Three policy questions dominate the issue of critical infrastructure protection for civilian casualties of information warfare—how limited should the government’s role be; what is adequate infrastructure security and how will appropriate standards be determined; and what data does the government need from business and why. None seems fundamentally settled if only because policy continues to develop. There are more questions than answers. Nonetheless, a few basic principles are emerging that should guide infrastructure protection efforts.

The United States government needs to set an agenda for action that goes beyond the work already done in preparation for civilian casualties of information warfare.

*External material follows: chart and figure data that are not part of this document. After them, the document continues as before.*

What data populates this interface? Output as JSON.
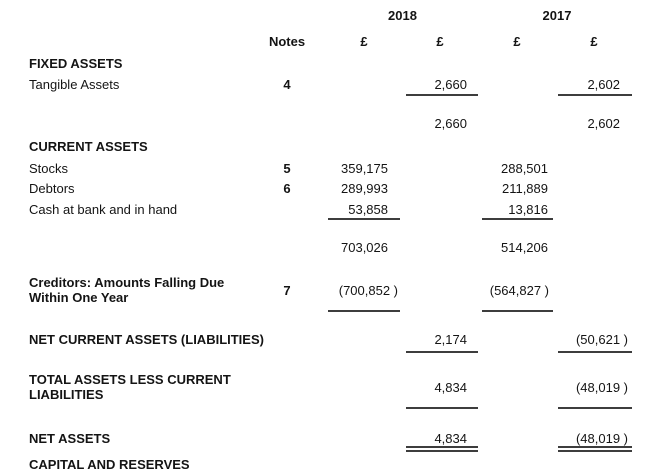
{
  "header": {
    "year_2018": "2018",
    "year_2017": "2017",
    "notes_label": "Notes",
    "currency_symbol": "£"
  },
  "rows": {
    "fixed_assets_heading": "FIXED ASSETS",
    "tangible_assets": {
      "label": "Tangible Assets",
      "note": "4",
      "y2018": "2,660",
      "y2017": "2,602"
    },
    "fixed_assets_total": {
      "y2018": "2,660",
      "y2017": "2,602"
    },
    "current_assets_heading": "CURRENT ASSETS",
    "stocks": {
      "label": "Stocks",
      "note": "5",
      "y2018": "359,175",
      "y2017": "288,501"
    },
    "debtors": {
      "label": "Debtors",
      "note": "6",
      "y2018": "289,993",
      "y2017": "211,889"
    },
    "cash_at_bank": {
      "label": "Cash at bank and in hand",
      "y2018": "53,858",
      "y2017": "13,816"
    },
    "current_assets_total": {
      "y2018": "703,026",
      "y2017": "514,206"
    },
    "creditors": {
      "label_line1": "Creditors: Amounts Falling Due",
      "label_line2": "Within One Year",
      "note": "7",
      "y2018": "(700,852 )",
      "y2017": "(564,827 )"
    },
    "net_current_assets": {
      "label": "NET CURRENT ASSETS (LIABILITIES)",
      "y2018": "2,174",
      "y2017": "(50,621 )"
    },
    "total_assets_less_current_liabilities": {
      "label_line1": "TOTAL ASSETS LESS CURRENT",
      "label_line2": "LIABILITIES",
      "y2018": "4,834",
      "y2017": "(48,019 )"
    },
    "net_assets": {
      "label": "NET ASSETS",
      "y2018": "4,834",
      "y2017": "(48,019 )"
    },
    "capital_and_reserves_heading": "CAPITAL AND RESERVES"
  },
  "colors": {
    "text": "#141414",
    "rule": "#3d3d3d",
    "background": "#ffffff"
  }
}
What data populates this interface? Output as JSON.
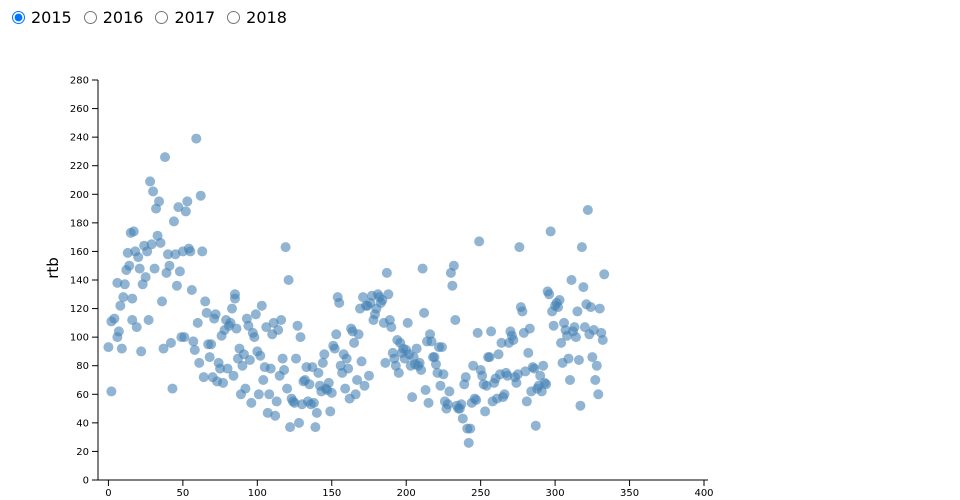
{
  "controls": {
    "options": [
      "2015",
      "2016",
      "2017",
      "2018"
    ],
    "selected": 0
  },
  "chart_data": {
    "type": "scatter",
    "y_label": "rtb",
    "color": "#4682b4",
    "xlim": [
      -7,
      400
    ],
    "xticks": [
      0,
      50,
      100,
      150,
      200,
      250,
      300,
      350,
      400
    ],
    "ylim": [
      0,
      280
    ],
    "yticks": [
      0,
      20,
      40,
      60,
      80,
      100,
      120,
      140,
      160,
      180,
      200,
      220,
      240,
      260,
      280
    ],
    "x": [
      0,
      2,
      2,
      4,
      6,
      6,
      7,
      8,
      9,
      10,
      11,
      12,
      13,
      14,
      15,
      16,
      16,
      17,
      18,
      19,
      20,
      21,
      22,
      23,
      24,
      25,
      26,
      27,
      28,
      29,
      30,
      31,
      32,
      33,
      34,
      35,
      36,
      37,
      38,
      39,
      40,
      41,
      42,
      43,
      44,
      45,
      46,
      47,
      48,
      49,
      50,
      51,
      52,
      53,
      54,
      55,
      56,
      57,
      58,
      59,
      60,
      61,
      62,
      63,
      64,
      65,
      66,
      67,
      68,
      69,
      70,
      71,
      72,
      73,
      74,
      75,
      76,
      77,
      78,
      79,
      80,
      81,
      82,
      83,
      84,
      85,
      85,
      86,
      87,
      88,
      89,
      90,
      91,
      92,
      93,
      94,
      95,
      96,
      97,
      98,
      99,
      100,
      101,
      102,
      103,
      104,
      105,
      106,
      107,
      108,
      109,
      110,
      111,
      112,
      113,
      114,
      115,
      116,
      117,
      118,
      119,
      120,
      121,
      122,
      123,
      124,
      125,
      126,
      127,
      128,
      129,
      130,
      131,
      132,
      133,
      134,
      135,
      136,
      137,
      138,
      139,
      140,
      141,
      142,
      143,
      144,
      145,
      146,
      147,
      148,
      149,
      150,
      151,
      152,
      153,
      154,
      155,
      156,
      157,
      158,
      159,
      160,
      161,
      162,
      163,
      164,
      165,
      166,
      167,
      168,
      169,
      170,
      171,
      172,
      173,
      174,
      175,
      176,
      177,
      178,
      179,
      180,
      181,
      182,
      183,
      184,
      185,
      186,
      187,
      188,
      189,
      190,
      191,
      192,
      193,
      194,
      195,
      196,
      197,
      198,
      199,
      200,
      201,
      202,
      203,
      204,
      205,
      206,
      207,
      208,
      209,
      210,
      211,
      212,
      213,
      214,
      215,
      216,
      217,
      218,
      219,
      220,
      221,
      222,
      223,
      224,
      225,
      226,
      227,
      228,
      229,
      230,
      231,
      232,
      233,
      234,
      235,
      236,
      237,
      238,
      239,
      240,
      241,
      242,
      243,
      244,
      245,
      246,
      247,
      248,
      249,
      250,
      251,
      252,
      253,
      254,
      255,
      256,
      257,
      258,
      259,
      260,
      261,
      262,
      263,
      264,
      265,
      266,
      267,
      268,
      269,
      270,
      271,
      272,
      273,
      274,
      275,
      276,
      277,
      278,
      279,
      280,
      281,
      282,
      283,
      284,
      285,
      286,
      287,
      288,
      289,
      290,
      291,
      292,
      293,
      294,
      295,
      296,
      297,
      298,
      299,
      300,
      301,
      302,
      303,
      304,
      305,
      306,
      307,
      308,
      309,
      310,
      311,
      312,
      313,
      314,
      315,
      316,
      317,
      318,
      319,
      320,
      321,
      322,
      323,
      324,
      325,
      326,
      327,
      328,
      329,
      330,
      331,
      332,
      333
    ],
    "values": [
      93,
      62,
      111,
      113,
      138,
      100,
      104,
      122,
      92,
      128,
      137,
      147,
      159,
      150,
      173,
      112,
      127,
      174,
      160,
      107,
      156,
      148,
      90,
      137,
      164,
      142,
      160,
      112,
      209,
      165,
      202,
      148,
      190,
      171,
      195,
      166,
      125,
      92,
      226,
      145,
      158,
      150,
      96,
      64,
      181,
      158,
      136,
      191,
      146,
      100,
      160,
      100,
      188,
      195,
      162,
      160,
      133,
      97,
      91,
      239,
      110,
      82,
      199,
      160,
      72,
      125,
      117,
      95,
      86,
      95,
      72,
      113,
      116,
      69,
      82,
      78,
      101,
      68,
      105,
      112,
      78,
      108,
      110,
      120,
      73,
      130,
      127,
      106,
      85,
      92,
      60,
      80,
      88,
      64,
      113,
      108,
      84,
      54,
      103,
      100,
      116,
      90,
      60,
      87,
      122,
      70,
      79,
      107,
      47,
      60,
      78,
      102,
      110,
      45,
      55,
      105,
      73,
      112,
      85,
      77,
      163,
      64,
      140,
      37,
      57,
      55,
      54,
      85,
      108,
      40,
      100,
      53,
      69,
      70,
      79,
      55,
      67,
      53,
      79,
      54,
      37,
      47,
      75,
      66,
      62,
      82,
      88,
      64,
      63,
      68,
      48,
      61,
      94,
      92,
      102,
      128,
      124,
      80,
      75,
      88,
      64,
      85,
      78,
      57,
      106,
      104,
      96,
      60,
      70,
      102,
      120,
      83,
      128,
      66,
      122,
      122,
      73,
      124,
      129,
      112,
      116,
      120,
      130,
      128,
      124,
      126,
      110,
      82,
      145,
      130,
      112,
      107,
      89,
      85,
      80,
      98,
      75,
      96,
      89,
      92,
      85,
      91,
      110,
      88,
      80,
      58,
      86,
      81,
      92,
      80,
      82,
      77,
      148,
      117,
      63,
      97,
      54,
      102,
      97,
      86,
      86,
      81,
      75,
      93,
      66,
      93,
      74,
      55,
      50,
      53,
      62,
      145,
      136,
      150,
      112,
      52,
      50,
      50,
      53,
      43,
      67,
      72,
      36,
      26,
      36,
      54,
      80,
      57,
      56,
      103,
      167,
      77,
      73,
      67,
      48,
      66,
      86,
      86,
      104,
      55,
      68,
      71,
      57,
      88,
      74,
      96,
      58,
      60,
      75,
      73,
      96,
      104,
      101,
      98,
      72,
      68,
      74,
      163,
      121,
      118,
      103,
      76,
      55,
      89,
      106,
      62,
      79,
      78,
      38,
      64,
      66,
      73,
      62,
      80,
      68,
      67,
      132,
      130,
      174,
      118,
      108,
      122,
      124,
      121,
      126,
      96,
      82,
      110,
      105,
      101,
      85,
      70,
      140,
      104,
      107,
      100,
      118,
      84,
      52,
      163,
      135,
      107,
      123,
      189,
      102,
      121,
      86,
      105,
      70,
      80,
      60,
      120,
      103,
      98,
      144
    ]
  }
}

Action steps should include, but not be limited to the following 6 areas:

1. General or centralized monitoring of communications need not and should not be a chief or central component of the government ‘s response to computer security. There are other activities (notably the identification and closing of existing vulnerabilities) that should be given higher priority.

2. Authority for increased monitoring of information systems is not required and should be rejected. Rather, the underlying laws for monitoring communications systems and accessing stored data should be strengthened.

3. The role of the FBI and the NSA in computer security should be carefully limited: it has been demonstrated that their surveillance agendas trump their protective missions, and their activities are often so cloaked in secrecy as to generate understandable suspicion.

4. Oversight of infrastructure protection should be institutionalized within the Executive Branch and should be accessible to the public. There should be established within the Executive Branch appropriate mechanisms for oversight of computer security issues, involving both industry representatives and privacy advocates.

5. Congress must follow this issue carefully, and should insist on periodic reports on the status, scope, and effectiveness of critical infrastructure activities, with special focus on monitoring and intrusion detection initiatives and the protection of privacy.

6. Although the cyber masses acknowledge the need for government participation, especially in educating society about what is at stake, the government’s role in private sector infrastructure protection should be limited and largely advisory. The private sector should set information security standards, and the government should clearly define and limit what information it seeks from businesses and how that information will be used.